Using examples to understand the concept of indexing is a simple way to do it. So we look at an example of an index.
If we were going to make an online dating site. The user's data will have many columns, such as country, state/region, city, sex, age, eye color, and so on. This site must support a combination of these attributes to query user data. It is also necessary to enable users to sort and limit results through the user's recent online time, other member ratings, and so on. How can we design an index for such a complex requirement?
Oddly enough, the first thing to decide is whether we must use index sorting or whether a file sort is acceptable. Indexed sorting limits how indexes and statement creation are made. For example, the case where we cannot use an index is where the age of the condition is between 18-25, regardless of whether the statement uses an index to sort.
If MySQL uses an indexed range query, it cannot be sorted using another index. If this is a more common query, we know that a lot of queries are used to sort files.
Supports multiple types of filtering
Now we need to know the number of unique values for the column and the columns that often appear after the Where condition. It is highly selective to create indexes on columns with many unique values. Because MySQL will efficiently filter out unwanted values.
Country is not sure if it is selective, but it may appear in most query statements. The sex column is not selective, but it basically appears in each query statement. Based on the above ideas, we can use a prefix (sex,country) to create an index of a series of different combinations.
In traditional ways, adding indexes to a field with low selectivity has little effect. But why do we put a low selectivity column at the beginning of each index? The wrong idea?
We have two reasons to use this. The first reason is that every query will use sex. We can even design to allow users to search through only one sex. Importantly, adding this column will not have any drawbacks, as we still have some tricks in it.
The trick is that even if a query does not have some constraints on sex, we can also guarantee the use of the index through and sex in (' m ', ' f '). Doing so does not filter any rows. So functionally, as with statements that do not contain sex queries. However, we need to include this column because doing so will allow MySQL to use an index with a larger prefix. This technique is more appropriate for this requirement, but if the value is too different, doing so will not work well because the in () list is too large.
This example reveals a general guideline: Consider the entire table comprehensively. When you design an index, don't just think about the type of index you need for the existing statement, but also consider the optimization statement. If you need an index, but you think that some of the statements may be affected by bad, ask yourself if you can change these statements. You should optimize the statements and indexes to find a compromise solution; you don't have to design a perfect index schema.

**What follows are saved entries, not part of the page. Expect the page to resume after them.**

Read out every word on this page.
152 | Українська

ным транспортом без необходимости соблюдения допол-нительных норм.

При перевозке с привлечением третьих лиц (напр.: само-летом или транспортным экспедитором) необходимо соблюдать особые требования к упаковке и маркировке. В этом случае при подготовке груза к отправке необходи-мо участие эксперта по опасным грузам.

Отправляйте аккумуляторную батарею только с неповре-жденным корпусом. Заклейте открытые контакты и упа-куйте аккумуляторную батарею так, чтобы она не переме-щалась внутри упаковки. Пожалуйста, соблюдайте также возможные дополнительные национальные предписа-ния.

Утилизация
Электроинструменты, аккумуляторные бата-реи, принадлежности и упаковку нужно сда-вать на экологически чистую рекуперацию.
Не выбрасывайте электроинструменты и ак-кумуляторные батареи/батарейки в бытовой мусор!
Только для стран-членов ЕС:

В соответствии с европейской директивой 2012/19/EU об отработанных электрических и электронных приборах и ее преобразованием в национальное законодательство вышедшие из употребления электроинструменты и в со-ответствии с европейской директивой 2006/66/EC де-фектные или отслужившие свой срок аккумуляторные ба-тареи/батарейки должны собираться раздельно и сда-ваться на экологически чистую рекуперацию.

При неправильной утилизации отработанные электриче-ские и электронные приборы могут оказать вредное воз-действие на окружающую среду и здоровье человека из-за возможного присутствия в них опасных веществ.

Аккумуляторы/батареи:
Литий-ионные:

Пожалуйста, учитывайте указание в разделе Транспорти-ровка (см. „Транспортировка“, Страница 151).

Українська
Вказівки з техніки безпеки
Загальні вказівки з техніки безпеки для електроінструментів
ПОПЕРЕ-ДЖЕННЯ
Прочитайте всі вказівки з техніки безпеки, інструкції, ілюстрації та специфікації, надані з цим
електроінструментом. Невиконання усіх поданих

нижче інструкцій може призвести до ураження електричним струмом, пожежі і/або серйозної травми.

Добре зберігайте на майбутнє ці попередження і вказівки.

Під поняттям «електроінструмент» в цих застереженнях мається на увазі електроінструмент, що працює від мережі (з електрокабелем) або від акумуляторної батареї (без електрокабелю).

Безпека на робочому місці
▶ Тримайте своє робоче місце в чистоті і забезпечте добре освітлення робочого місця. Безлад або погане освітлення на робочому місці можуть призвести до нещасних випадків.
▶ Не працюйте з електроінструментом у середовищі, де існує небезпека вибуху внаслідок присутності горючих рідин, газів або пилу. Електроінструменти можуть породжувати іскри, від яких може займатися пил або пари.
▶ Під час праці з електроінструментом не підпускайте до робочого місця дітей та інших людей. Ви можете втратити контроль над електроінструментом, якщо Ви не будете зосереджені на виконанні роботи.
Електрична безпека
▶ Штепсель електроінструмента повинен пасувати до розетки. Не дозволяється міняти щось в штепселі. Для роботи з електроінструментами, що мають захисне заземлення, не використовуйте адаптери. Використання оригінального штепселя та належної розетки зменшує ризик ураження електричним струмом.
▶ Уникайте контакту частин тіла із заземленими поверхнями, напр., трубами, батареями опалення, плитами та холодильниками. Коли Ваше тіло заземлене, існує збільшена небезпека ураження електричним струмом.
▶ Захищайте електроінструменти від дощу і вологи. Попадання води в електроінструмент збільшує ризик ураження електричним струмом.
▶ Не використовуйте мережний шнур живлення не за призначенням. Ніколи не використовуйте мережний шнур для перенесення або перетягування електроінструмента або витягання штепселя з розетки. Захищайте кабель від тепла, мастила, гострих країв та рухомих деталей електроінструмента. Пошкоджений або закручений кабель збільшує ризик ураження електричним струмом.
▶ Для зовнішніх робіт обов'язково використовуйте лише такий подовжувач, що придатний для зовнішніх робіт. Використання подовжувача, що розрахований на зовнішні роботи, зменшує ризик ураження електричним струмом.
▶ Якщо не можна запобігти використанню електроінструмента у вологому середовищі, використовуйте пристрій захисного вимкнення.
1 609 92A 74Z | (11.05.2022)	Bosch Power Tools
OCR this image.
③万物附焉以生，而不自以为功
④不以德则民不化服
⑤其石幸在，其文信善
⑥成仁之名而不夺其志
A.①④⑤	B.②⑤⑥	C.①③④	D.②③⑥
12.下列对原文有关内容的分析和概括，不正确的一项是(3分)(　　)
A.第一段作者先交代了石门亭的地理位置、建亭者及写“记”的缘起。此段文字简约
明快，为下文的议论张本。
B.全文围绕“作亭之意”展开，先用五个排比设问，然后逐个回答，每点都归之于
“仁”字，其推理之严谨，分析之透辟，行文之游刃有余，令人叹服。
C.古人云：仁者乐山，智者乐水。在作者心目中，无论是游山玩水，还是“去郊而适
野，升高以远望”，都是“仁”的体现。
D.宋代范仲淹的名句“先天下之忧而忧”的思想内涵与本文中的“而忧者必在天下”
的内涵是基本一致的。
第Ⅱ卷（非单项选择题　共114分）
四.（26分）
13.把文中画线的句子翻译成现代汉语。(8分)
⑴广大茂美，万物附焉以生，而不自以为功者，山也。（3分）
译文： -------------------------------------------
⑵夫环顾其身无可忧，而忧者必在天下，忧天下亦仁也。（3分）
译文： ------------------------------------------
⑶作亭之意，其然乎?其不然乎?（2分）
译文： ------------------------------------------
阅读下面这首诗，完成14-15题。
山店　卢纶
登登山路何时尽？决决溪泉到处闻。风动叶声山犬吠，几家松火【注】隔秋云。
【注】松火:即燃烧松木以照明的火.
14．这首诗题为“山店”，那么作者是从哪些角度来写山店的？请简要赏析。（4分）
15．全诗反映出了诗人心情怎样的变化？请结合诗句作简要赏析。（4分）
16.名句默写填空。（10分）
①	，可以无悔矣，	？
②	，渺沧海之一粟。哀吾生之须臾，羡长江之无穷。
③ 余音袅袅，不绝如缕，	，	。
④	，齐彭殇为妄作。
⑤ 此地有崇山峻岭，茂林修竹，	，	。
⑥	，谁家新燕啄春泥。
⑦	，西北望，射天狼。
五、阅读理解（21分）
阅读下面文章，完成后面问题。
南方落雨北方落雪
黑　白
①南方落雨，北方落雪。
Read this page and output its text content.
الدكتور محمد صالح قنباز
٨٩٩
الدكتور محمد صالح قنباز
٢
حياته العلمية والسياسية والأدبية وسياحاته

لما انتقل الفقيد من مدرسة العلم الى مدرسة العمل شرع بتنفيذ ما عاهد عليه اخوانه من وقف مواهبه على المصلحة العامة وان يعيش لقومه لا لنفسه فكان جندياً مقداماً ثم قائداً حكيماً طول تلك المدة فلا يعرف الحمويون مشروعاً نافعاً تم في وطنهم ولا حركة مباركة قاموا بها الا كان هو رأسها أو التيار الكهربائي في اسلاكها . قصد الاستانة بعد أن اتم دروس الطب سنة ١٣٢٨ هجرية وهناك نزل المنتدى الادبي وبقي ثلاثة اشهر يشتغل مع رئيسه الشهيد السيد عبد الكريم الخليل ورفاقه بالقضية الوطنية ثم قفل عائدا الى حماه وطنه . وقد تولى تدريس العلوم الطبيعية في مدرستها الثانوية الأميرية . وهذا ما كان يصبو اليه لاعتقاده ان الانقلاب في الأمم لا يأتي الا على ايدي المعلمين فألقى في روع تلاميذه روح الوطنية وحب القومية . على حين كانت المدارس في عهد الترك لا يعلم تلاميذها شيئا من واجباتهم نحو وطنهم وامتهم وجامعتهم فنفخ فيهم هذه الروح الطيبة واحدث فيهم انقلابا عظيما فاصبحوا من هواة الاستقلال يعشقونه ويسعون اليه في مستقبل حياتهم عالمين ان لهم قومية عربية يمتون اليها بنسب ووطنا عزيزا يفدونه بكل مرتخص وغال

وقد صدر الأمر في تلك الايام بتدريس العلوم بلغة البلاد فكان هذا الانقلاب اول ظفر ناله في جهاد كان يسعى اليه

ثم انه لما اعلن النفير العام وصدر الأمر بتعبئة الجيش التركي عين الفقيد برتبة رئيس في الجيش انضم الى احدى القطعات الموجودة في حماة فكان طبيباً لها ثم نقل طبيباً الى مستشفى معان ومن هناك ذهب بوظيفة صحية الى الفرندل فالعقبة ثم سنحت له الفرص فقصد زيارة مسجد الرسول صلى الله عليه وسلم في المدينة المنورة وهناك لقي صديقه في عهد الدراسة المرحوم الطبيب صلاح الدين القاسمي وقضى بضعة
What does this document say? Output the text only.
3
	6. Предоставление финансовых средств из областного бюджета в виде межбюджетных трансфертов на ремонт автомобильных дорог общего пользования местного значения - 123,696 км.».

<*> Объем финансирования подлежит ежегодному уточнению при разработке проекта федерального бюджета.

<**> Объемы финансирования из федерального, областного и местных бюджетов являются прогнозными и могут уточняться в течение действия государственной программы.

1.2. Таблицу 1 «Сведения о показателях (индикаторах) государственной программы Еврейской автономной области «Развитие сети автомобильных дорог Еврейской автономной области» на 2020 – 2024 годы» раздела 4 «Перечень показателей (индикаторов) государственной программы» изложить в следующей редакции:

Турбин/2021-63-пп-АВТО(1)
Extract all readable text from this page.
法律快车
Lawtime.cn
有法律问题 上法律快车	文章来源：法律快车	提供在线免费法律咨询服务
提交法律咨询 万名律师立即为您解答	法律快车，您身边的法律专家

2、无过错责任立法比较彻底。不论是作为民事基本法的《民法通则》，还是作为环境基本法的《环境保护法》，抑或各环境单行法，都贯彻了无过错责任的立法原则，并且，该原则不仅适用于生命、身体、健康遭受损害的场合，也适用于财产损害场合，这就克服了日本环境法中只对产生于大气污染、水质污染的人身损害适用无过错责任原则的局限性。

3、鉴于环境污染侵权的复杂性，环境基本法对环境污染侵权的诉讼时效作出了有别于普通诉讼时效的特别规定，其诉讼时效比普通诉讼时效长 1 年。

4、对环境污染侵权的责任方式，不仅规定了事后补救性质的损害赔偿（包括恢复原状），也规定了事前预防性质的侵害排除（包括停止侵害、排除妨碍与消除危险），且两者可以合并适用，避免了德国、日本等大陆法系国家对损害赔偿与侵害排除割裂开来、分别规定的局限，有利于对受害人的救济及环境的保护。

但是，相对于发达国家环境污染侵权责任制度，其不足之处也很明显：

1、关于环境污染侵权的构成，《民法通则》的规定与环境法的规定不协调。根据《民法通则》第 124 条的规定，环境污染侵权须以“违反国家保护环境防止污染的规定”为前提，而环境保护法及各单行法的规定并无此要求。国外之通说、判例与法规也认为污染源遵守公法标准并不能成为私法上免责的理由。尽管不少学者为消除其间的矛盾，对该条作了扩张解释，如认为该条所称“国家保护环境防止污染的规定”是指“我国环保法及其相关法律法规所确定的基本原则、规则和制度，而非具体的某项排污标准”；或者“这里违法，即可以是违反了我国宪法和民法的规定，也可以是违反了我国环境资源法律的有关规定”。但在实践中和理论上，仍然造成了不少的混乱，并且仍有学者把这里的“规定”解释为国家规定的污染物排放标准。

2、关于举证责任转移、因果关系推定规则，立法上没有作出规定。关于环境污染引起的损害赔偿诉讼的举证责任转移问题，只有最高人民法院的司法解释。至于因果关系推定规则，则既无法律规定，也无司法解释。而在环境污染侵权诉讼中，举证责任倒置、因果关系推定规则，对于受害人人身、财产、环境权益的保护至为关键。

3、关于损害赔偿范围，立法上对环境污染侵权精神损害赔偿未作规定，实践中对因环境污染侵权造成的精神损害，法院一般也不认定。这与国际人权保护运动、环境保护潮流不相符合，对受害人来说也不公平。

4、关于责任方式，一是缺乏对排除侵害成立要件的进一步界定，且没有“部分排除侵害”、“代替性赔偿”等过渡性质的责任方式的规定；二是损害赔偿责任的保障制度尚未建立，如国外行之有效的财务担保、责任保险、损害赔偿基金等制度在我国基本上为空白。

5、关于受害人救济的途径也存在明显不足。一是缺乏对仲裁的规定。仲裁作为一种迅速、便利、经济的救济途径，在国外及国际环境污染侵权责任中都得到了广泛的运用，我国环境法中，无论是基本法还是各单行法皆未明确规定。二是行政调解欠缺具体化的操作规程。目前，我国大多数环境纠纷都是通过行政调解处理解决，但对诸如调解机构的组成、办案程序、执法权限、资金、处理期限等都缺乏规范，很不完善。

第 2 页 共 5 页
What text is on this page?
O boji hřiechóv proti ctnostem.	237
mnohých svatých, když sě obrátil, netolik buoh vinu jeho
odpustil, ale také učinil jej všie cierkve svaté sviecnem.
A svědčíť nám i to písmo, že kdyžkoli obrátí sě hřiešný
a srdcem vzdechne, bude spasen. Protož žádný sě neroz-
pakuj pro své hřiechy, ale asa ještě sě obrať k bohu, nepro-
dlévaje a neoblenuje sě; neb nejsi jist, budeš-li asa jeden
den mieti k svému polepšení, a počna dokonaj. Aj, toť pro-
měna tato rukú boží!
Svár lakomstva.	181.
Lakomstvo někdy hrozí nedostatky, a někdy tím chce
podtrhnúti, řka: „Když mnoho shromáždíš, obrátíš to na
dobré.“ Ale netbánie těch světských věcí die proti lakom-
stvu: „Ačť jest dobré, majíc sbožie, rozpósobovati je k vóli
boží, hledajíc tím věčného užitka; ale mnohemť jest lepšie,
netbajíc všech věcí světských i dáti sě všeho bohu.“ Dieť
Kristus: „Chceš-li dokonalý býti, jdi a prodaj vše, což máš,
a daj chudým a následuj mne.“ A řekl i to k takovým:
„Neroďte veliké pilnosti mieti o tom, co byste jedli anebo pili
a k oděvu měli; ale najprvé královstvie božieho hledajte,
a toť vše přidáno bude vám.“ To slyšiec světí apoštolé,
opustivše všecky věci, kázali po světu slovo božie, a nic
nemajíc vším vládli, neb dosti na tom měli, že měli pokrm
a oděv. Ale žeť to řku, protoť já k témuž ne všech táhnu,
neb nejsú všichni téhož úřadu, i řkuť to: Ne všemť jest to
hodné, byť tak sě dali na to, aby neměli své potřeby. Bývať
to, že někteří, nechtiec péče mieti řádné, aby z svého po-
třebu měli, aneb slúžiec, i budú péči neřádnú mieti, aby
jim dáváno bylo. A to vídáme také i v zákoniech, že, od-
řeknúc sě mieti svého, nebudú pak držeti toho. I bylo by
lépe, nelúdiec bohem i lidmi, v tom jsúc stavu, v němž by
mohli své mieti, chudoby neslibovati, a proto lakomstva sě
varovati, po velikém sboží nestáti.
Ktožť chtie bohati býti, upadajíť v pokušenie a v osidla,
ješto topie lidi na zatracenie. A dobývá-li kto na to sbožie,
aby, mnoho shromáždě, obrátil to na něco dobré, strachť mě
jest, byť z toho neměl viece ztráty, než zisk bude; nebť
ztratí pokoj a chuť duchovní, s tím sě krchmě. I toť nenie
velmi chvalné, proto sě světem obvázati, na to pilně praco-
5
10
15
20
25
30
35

The next thing we want to consider is the combination of other where conditions and consider which combinations will slow down without an index. Indexing on (sex,country,age) is an obvious choice, and we also need to create indexes on (sex,country,region,age) and (Sex,country,region,city,age).
This will have a lot of indexes. If we want to reuse the index and not generate too many index combinations. We can use the technique of in () and discard (Sex,country,age) and (sex,country,region,age) index. If they are not in the search form, you can specify a list of all countries or all regions of the country to ensure that the constraints are equal to the index prefix.
These indexes can meet the needs of most common queries, but how do we design some of the other less common search terms? Like Has_pictures, Eye_color, hair_color and education? If these columns are low selectivity and are not used frequently, we can not index them and let MySQL scan some extra rows. We can also do this by adding them to the age and using the In () method we used before.
Now you might find that when we create an index, we always put the age column at the end. What's the difference with this column, and why put it in the end? We want to make MySQL as much as possible with all the columns on the index, because only the leftmost prefix can be used until the first condition is found to be a range query. The other columns we have mentioned can be used in the same condition in the where, but the age condition is a range (for example, between 18-25).
We can also switch to the in () list. such as age in (18, 19, 20, 21, 22, 23, 24, 25), but this method is not suitable for this type of query. The general guideline we illustrate is to place the columns of the scope criteria at the end of the index, so the optimizer uses the index whenever possible.
We've already said that you can add more columns to the index and use the in () list to overwrite those columns that are not part of the Where condition, but you may do too much to cause the problem to occur. With too many values in in, the combination of these lists becomes huge, and the optimizer evaluates this, and it slows down the query. Consider the following statement:
WHERE eye_color IN('brown','blue','hazel')
AND hair_color IN('black','red','blonde','brown')
AND sex IN('M','F')
The optimizer converts these into 3*4*2 combinations, and the where condition must be validated for each. 24 combinations are not very extreme numbers. But be careful if that number becomes thousands. The old MySQL version has a lot of problems when it comes to handling a lot of in combinations: The query optimizer uses a lot of beforehand and consumes a lot of memory. If the combination becomes too large, the new version of MySQL will stop evaluating these combinations, but will still limit MySQL's use of indexes.